Hacker News new | ask | show | jobs
by jerf 4309 days ago
"I hear a lot of knee-jerk reactions about the diet saying how it must be awesome to just eat steak, chicken, etc. all the time, but it gets real old real fast."

One thing to consider is that while your old diet is obviously bad when you look at it through the low-carb lens, it is also subtly bad as well, because your entire cuisine was bent around carbs replacing fats, and baking, sugars, bread, dough, sugars, potatos, sugars, etc etc etc. If you're going to successfully do low-carb over the long term it's important to also make sure that one does not simply try to eat "old diet - carbs" every day, but that one explores the culinary options that are available to you when you no longer fear fat. Go down your oils aisle and start trying them out. If you haven't been using your spice rack, start trying them out. (Well, first throw away your several-years-old spices and buy new ones, then start trying them out.) Start cooking ethnic foods from ethnicities that didn't go low-fat. Start making your own salad dressings.

(Basic recipe: Spoon a dollop of mayonnaise into a bowl. Pour in some vinegar and mix thoroughly. Pour in an oil and mix thoroughly. Insert ingredients to taste. There's ways around that first step, but this makes experimentation fast (my grandparent's generation call mayo "salad dressing" for a reason), and you can use this to bootstrap up to your own opinions. Your first couple may suck, and I'm leaving the recipe underspecified sort of on purpose, but you'll dial in fast.)

When eating out you may often end up eating "old diet - carbs", such as a bun-free hamburger, but for what you cook yourself it's important to go discover the really quite wide world of cooking options that America just sort of silently turned away from in the past 50 years.
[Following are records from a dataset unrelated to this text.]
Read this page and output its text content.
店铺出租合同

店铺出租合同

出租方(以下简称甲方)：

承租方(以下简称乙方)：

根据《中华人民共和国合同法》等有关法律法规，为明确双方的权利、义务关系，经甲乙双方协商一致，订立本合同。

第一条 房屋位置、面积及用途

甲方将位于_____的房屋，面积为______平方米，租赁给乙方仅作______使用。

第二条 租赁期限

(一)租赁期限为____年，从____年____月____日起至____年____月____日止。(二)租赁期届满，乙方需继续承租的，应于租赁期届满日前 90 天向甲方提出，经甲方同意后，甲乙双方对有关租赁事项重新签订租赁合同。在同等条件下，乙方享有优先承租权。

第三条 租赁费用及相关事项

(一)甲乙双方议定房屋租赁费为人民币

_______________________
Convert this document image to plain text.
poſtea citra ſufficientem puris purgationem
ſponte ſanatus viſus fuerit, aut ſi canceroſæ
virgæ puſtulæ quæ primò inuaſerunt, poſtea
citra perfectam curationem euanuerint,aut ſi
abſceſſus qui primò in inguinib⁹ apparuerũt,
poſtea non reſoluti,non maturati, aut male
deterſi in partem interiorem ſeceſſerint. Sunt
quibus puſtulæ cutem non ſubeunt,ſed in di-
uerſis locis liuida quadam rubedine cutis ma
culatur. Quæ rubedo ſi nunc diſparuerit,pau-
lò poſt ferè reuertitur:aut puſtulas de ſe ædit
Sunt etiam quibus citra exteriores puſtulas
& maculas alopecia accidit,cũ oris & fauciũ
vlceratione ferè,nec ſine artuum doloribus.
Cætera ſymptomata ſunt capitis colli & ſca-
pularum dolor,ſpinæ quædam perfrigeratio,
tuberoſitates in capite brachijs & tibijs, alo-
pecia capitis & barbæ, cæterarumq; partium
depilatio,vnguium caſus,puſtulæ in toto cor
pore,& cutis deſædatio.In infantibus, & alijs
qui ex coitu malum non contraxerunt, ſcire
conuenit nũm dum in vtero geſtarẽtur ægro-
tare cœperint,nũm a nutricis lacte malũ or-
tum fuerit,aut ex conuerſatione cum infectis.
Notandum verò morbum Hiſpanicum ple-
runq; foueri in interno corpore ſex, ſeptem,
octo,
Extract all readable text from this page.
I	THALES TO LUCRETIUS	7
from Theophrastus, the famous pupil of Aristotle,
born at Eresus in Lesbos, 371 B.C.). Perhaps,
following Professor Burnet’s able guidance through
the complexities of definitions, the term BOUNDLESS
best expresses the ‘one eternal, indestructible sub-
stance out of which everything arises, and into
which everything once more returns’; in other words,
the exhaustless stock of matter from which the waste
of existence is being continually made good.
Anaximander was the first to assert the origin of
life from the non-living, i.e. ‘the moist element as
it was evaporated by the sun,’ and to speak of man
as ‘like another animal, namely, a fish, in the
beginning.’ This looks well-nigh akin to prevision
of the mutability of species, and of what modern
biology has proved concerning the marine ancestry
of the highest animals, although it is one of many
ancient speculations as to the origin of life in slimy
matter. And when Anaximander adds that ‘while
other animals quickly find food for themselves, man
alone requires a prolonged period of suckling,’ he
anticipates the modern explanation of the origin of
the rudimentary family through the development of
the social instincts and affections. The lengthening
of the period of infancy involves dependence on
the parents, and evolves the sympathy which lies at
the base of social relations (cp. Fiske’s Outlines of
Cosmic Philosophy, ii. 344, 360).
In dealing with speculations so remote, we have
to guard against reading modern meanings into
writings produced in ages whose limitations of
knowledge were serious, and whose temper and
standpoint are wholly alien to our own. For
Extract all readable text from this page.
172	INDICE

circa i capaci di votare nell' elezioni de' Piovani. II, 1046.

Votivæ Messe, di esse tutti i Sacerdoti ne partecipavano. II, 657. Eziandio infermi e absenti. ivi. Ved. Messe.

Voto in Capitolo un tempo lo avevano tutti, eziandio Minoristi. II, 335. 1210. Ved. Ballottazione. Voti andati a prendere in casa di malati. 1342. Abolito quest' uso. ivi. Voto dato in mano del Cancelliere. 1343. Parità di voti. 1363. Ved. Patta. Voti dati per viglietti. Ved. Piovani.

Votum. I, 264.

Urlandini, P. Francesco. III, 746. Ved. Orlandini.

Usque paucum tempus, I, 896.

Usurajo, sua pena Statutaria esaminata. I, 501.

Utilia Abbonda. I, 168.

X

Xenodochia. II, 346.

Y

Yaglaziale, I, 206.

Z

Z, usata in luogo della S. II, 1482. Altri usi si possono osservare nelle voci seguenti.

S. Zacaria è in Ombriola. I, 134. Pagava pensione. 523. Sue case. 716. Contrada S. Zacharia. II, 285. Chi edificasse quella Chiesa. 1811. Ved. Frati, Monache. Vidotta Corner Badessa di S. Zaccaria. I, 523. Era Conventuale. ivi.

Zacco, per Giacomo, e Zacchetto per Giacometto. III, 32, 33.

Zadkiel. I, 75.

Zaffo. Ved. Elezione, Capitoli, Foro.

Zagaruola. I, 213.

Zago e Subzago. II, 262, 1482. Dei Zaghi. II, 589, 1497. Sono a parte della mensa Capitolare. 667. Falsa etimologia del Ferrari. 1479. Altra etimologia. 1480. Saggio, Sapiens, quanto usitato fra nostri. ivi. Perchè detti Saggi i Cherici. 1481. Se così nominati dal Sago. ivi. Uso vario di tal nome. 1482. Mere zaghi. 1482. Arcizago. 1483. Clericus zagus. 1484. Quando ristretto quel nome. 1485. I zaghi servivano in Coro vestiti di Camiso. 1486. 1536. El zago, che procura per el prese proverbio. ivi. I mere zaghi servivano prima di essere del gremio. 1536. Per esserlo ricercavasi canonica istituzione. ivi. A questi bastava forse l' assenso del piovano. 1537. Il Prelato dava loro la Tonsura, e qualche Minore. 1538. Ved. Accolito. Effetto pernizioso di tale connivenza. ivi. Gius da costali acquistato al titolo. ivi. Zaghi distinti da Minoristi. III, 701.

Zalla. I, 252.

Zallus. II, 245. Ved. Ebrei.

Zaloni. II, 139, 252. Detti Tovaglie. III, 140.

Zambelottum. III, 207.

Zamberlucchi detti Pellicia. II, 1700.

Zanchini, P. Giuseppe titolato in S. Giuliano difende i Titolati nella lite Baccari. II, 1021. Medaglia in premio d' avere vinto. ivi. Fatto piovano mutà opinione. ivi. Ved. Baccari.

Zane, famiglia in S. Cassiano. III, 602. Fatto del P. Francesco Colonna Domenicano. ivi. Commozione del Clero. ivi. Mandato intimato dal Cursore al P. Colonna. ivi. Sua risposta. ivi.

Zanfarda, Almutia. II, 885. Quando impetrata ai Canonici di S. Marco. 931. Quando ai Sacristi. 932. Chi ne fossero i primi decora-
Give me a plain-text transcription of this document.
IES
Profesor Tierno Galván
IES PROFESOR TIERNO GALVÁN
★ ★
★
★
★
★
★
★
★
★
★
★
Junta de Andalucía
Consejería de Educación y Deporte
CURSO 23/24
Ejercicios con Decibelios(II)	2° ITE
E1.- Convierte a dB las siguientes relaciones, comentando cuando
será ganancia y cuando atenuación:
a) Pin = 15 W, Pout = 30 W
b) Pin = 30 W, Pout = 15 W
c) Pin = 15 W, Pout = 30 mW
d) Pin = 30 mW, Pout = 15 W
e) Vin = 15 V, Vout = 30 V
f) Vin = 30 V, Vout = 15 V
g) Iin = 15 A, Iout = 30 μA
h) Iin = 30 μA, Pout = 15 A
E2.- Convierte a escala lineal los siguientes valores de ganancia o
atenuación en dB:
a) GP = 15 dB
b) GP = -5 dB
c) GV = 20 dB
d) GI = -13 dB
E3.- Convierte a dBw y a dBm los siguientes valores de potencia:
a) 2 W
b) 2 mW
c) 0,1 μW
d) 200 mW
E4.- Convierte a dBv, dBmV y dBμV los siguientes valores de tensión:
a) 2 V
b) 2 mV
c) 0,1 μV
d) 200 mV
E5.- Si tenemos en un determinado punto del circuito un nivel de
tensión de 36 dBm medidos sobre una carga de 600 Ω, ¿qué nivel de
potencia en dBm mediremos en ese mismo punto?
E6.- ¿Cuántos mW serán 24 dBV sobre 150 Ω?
There's a lot of flavor and variety in the fats, but it takes some time to explore them, because you're darned near starting from scratch.

And to be honest, there are simply some things in the carb world for which there is no replacement. For instance, I'm well aware of the pains of missing gluten since I've got (proper) Celiac, and there's really no substitute for such a metaphorically and literally flexible protein, for instance. But fats have their own thing to offer that carbs don't.